Ukraine Peace Plan To Call For 6-Mile Buffer Zone On Russia Border

 
on June 20 2014 6:39 AM
Ukraine_Luhansk
A man holds a white flag as he drives a car in the direction of Luhansk, with people walking with their belongings seen in the background, outside the town of Schastye in Luhansk region on June 18, 2014. Reuters/Shamil Zhumatov

(Reuters) - President Petro Poroshenko will call for the creation of a 10-km (6.25-mile) buffer zone on the border with Russia under a 14-point plan to bring peace to east Ukraine, according to an unofficial copy published by media on Friday.

Ukraine says fighters from Russia and supplies of guns and other military equipment have been coming into the country to support pro-Russian separatists, and tightening control of the 1,900-km (1,190-mile) border is Ukraine's main security headache.

Details of the proposal to create a 10-km buffer zone, contained in a photographed copy of the 14-point plan and carried in Ukrainian media, were not spelled out.

It was not clear if the whole of the proposed demilitarized no-man's land would be on Ukraine's side of the border or part of it on the Russian side. It was also not clear what the status of people living in border areas would be.

Acting Defense Minister Mykhailo Koval told parliament on Friday that government forces were now back in control of the border and there was now no possibility of military equipment being ferried in to the rebels from Russia.

Poroshenko, installed in office on June 7, is under pressure to secure support from Russia, as well as his backers in the West, for a plan to end the rebellions in the Russian-speaking east and stabilize the country after seven months of upheaval.

He is expected to unveil the plan publicly on Friday despite a second day of heavy fighting in the east in which government forces say they have killed 300 rebels with the loss of 7 servicemen on the Ukrainian side.

Relations with Russia have deteriorated sharply since the ousting of the Moscow-leaning Viktor Yanukovich in February, Russia's subsequent annexation of Crimea and the outbreak of separatism in the east which Kiev says was instigated by Moscow.

In a telephone conversation on Thursday with Russian President Vladimir Putin, Poroshenko outlined the plan and asked the Kremlin leader to support it, according to his web site. His foreign minister will put it to the European Union on Monday.

The plan, according to the unofficial version, calls for early parliamentary elections to be held nationally as well as local elections in the regions.

Other parts of the plan would offer freedom from prosecution for separatists who put down their arms and had not committed "serious crimes" and require all hostages to be freed.
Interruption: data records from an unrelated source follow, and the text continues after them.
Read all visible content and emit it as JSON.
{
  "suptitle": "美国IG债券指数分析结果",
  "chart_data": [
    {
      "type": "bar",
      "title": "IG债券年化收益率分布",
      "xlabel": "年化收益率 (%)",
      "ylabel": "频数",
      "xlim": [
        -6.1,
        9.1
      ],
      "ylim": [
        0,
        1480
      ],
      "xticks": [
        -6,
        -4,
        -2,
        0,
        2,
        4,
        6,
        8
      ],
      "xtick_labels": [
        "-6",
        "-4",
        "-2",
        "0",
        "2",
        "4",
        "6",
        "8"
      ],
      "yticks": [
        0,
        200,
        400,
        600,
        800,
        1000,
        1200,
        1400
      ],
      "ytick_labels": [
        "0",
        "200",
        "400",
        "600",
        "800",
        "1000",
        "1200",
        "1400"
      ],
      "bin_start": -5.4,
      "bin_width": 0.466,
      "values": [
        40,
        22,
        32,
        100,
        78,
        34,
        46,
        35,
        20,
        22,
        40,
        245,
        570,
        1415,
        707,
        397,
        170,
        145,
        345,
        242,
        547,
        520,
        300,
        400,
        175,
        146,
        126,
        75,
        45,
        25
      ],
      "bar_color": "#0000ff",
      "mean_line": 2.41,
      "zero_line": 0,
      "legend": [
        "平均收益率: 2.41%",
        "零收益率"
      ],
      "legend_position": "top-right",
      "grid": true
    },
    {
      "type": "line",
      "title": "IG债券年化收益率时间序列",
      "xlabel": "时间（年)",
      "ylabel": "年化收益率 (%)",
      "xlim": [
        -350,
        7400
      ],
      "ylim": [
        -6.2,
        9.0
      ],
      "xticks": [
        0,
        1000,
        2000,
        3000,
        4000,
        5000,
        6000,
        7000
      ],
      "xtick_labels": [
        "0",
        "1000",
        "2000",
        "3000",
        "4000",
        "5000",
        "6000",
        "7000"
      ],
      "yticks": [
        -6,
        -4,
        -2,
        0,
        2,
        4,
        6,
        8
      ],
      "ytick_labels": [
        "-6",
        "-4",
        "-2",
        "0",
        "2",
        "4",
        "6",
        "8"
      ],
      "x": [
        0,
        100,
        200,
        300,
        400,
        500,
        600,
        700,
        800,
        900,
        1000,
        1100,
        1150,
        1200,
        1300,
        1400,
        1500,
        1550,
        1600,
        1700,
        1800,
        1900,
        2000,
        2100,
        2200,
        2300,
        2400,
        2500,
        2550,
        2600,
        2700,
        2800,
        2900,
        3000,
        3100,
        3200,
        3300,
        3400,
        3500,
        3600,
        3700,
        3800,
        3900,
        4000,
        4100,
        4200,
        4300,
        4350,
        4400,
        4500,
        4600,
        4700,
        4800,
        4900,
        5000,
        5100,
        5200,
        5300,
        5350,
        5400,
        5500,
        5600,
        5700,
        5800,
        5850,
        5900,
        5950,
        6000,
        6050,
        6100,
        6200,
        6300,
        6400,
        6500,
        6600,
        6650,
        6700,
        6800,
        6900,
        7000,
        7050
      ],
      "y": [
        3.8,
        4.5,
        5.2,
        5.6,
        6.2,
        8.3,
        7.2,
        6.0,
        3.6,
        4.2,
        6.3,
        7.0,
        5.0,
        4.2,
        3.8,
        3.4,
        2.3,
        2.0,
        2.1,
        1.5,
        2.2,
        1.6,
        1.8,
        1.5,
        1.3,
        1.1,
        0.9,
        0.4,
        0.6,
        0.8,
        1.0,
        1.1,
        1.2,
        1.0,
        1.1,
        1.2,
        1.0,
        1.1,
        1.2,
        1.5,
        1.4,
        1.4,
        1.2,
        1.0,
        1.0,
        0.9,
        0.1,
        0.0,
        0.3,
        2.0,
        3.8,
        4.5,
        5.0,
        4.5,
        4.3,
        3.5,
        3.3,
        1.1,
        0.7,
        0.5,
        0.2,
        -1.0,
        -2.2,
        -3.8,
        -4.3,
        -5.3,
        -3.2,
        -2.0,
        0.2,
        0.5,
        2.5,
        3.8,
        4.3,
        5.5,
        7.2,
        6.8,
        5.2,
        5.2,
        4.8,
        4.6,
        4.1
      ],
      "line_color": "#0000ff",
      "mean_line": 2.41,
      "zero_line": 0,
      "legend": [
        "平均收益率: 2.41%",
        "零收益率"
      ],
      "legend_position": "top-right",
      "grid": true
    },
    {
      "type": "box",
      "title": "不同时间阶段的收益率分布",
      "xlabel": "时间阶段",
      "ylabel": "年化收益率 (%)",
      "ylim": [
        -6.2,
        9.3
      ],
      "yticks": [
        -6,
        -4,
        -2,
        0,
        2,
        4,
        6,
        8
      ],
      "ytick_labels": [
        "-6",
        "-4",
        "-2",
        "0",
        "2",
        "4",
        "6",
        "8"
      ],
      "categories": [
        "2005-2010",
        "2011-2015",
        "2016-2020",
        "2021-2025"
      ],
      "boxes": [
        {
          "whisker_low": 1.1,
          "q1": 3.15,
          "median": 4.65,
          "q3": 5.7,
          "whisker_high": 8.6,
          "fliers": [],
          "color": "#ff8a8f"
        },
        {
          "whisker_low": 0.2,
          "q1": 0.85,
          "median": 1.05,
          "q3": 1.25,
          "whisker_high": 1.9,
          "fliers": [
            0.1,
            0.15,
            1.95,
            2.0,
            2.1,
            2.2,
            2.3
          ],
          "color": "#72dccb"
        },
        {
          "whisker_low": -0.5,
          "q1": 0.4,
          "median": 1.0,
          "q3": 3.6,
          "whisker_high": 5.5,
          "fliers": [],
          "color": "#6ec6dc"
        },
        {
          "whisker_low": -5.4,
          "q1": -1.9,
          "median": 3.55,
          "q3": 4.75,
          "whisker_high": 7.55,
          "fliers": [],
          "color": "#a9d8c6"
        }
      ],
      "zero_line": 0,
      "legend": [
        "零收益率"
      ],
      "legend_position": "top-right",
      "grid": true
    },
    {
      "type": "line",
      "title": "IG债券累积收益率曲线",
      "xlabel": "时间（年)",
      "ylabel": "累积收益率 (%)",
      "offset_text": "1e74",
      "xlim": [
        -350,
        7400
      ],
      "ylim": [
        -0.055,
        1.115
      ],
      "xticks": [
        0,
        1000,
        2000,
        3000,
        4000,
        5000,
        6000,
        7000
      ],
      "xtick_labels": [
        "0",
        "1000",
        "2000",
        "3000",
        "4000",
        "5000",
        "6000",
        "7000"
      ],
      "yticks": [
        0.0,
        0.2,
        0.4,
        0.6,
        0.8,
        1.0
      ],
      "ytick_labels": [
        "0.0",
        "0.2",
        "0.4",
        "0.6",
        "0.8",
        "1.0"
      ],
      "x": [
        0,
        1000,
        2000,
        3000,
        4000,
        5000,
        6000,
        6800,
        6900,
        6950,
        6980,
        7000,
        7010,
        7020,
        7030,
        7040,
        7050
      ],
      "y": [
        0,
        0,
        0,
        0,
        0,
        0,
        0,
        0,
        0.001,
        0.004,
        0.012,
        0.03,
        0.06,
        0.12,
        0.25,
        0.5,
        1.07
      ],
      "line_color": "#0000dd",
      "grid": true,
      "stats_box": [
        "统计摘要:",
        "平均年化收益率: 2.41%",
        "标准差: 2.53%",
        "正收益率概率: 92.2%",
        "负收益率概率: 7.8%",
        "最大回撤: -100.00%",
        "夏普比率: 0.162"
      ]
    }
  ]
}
A corridor would be provided for "Russian and Ukrainian mercenaries" to leave the country safely and the clearing of all buildings held by rebel forces.

Addressing itself to grievances of people living in the east, it offered to amend the constitution that would allow for a "decentralization" of powers to allow them a greater say in their affairs and guaranteed full Russian-language rights.

Poroshenko has said the peace plan, once accepted, will come into effect as soon as he orders Ukrainian forces to cease fire.